Following the ECB’s decision to leave rates unchanged even as French, German, and European PMIs continued to contract, European GDP (Tuesday, Jan 30), unemployment and, inflation data (Thursday, Feb 1) will also be released. Markets remained uncertain about the ECB’s likely rate trajectory in 2024.

A flurry of GDP data shall also be published from France, Italy, and Spain (Tuesday, Jan 30).

Markets shall also monitor German unemployment (Wednesday, Jan 31), GDP, retail sales, and inflation numbers, alongside French inflation data.
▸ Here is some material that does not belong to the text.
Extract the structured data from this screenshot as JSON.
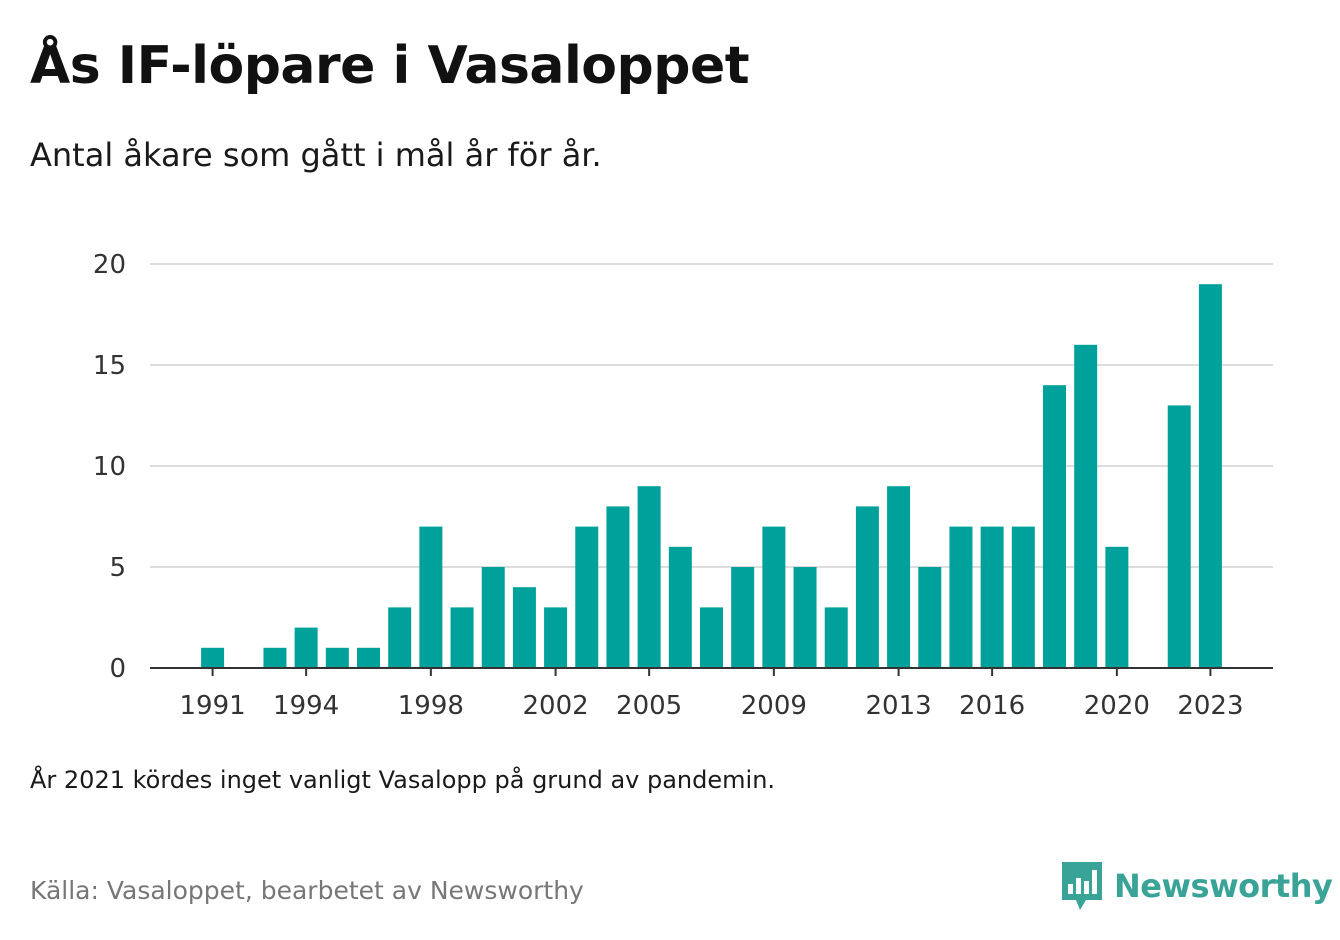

Much like the projected slowdown in the European Area, the UK was expected to be heading for a technical recession amid ongoing inflationary concerns, although recent PMI data suggested that underlying economic activity is likely to exceed expectations.

In a big week for the real estate sector, the UK will publish mortgage data (Tuesday, Jan 30), and nationwide house prices (Wednesday, Jan 31), in the run-up to the BoE policy meeting.

On the earnings front, this week will see Ryan Air (Monday, Jan 29), Microsoft (Tuesday, Jan 30), Google (Tuesday, Jan 30), Pfizer Inc. (Tuesday, Jan 30), AMD (Tuesday, Jan 30), GSK (Wednesday, Jan 31), Apple Inc (Thursday, Feb 1), Exxon Mobile (Friday, Feb 2) and AbbVie (Friday, Feb 2) announce results.

Disclaimer: Prices and data may only be indicative and are not to be utilised for trading decisions.